In a macroeconomic context, China's new normal is incremental stopping points on the path from fixed-asset investment and export-driven growth to a reliance on services and domestic consumption. But the phrase could equally be applied to the country's private equity industry. Changes in the economy and demographics signal a new genre of deals.
So far in 2015 investment is on a par with the past two years but there is been a significant shift in the nature of deal flow. Information technology has emerged as the driving force with substantial transactions involving entertainment listings and group-buying site Dianping ($850 million) and mobile-based taxi-booking platform Kuadi Dache ($600 million, prior to its merger with rival service Didi Dache).
There is a similar dislocation in fundraising, with the government-linked RMB30 billion ($4.8 billion) Green Ecological Silk Road Investment Fund dominating the rankings. It threatens to obscure true institutional activity, with CITIC Private Equity and Sequoia Capital raising their latest vehicles. Banyan Capital, a spin-out from IDG Capital Partners, also made a sizeable contribution, closing its second fund at $362 million and then raising a $100 million co -investment fund. It is worth noting that all three of these GPs are very active in the technology space.
The new normal also preoccupies global investors, who consider both the macroeconomic ramifications as well as the impact on private equity. It is a recurring theme at industry conferences - including AVCJ's own events - often followed by observations that China private equity has lost its shine in the eyes of some LPs, last year's uptick in exits notwithstanding.
For example, I was recently in Washington D.C. for the emerging markets-focused Global Private Equity Conference organized by the International Finance Corporation and our friends at EMPEA. A few years ago, this event was full of delegates from China but the 2015 iteration featured just a handful. By contrast, there were a huge number of Indian delegates.

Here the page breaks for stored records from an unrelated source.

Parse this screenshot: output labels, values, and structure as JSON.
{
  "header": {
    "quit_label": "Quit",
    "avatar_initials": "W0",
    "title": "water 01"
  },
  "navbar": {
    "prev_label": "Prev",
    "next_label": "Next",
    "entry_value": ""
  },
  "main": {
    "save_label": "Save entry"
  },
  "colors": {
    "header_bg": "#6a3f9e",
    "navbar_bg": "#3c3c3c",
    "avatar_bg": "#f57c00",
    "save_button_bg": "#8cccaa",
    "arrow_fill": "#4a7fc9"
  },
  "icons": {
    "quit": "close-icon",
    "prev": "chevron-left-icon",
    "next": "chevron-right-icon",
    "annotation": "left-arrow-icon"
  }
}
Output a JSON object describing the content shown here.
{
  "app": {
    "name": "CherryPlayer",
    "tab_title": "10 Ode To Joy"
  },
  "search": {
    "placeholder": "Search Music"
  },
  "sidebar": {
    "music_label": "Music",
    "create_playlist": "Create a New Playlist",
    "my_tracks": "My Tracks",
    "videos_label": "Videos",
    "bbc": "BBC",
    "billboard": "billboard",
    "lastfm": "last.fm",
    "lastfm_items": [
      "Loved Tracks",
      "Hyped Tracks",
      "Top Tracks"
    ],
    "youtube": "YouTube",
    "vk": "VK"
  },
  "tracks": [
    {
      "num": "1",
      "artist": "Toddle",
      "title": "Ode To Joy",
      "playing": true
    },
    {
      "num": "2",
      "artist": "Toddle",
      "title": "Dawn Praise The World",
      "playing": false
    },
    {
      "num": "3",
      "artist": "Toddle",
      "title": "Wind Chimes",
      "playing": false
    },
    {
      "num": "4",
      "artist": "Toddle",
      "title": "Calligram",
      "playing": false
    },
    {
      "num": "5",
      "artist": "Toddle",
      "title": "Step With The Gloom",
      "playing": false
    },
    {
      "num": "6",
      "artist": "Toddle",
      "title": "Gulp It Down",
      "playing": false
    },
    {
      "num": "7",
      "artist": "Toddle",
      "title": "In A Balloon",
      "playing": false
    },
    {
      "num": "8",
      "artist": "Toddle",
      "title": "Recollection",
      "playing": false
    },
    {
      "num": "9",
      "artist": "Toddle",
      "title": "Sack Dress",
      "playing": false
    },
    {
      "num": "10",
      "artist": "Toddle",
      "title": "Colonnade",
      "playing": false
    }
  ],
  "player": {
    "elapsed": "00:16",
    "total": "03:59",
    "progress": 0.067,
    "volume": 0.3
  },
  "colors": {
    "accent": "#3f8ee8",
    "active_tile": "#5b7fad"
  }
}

Indeed, some attendees speculated aloud that China has fallen from favor. It is difficult to draw definitive conclusions - if anything, as the global LP community becomes more familiar with China, people forming their own opinions rather than going with the herd. Overall, there still seems to be strong interest, based on the conversations I had on my trip.
An interesting development is that a number of firms are looking at new ways of addressing the China market. A senior partner of a top US-based buyout house told us about a partnership his firm has formed with a successful Chinese renminbi-only manager that wants to expand into the US dollar fund space.
The new normal is not necessarily a concept to be feared. It emblematic of a market that is undergoing a significant transition and the opportunities it presents are different from what we've seen in the past.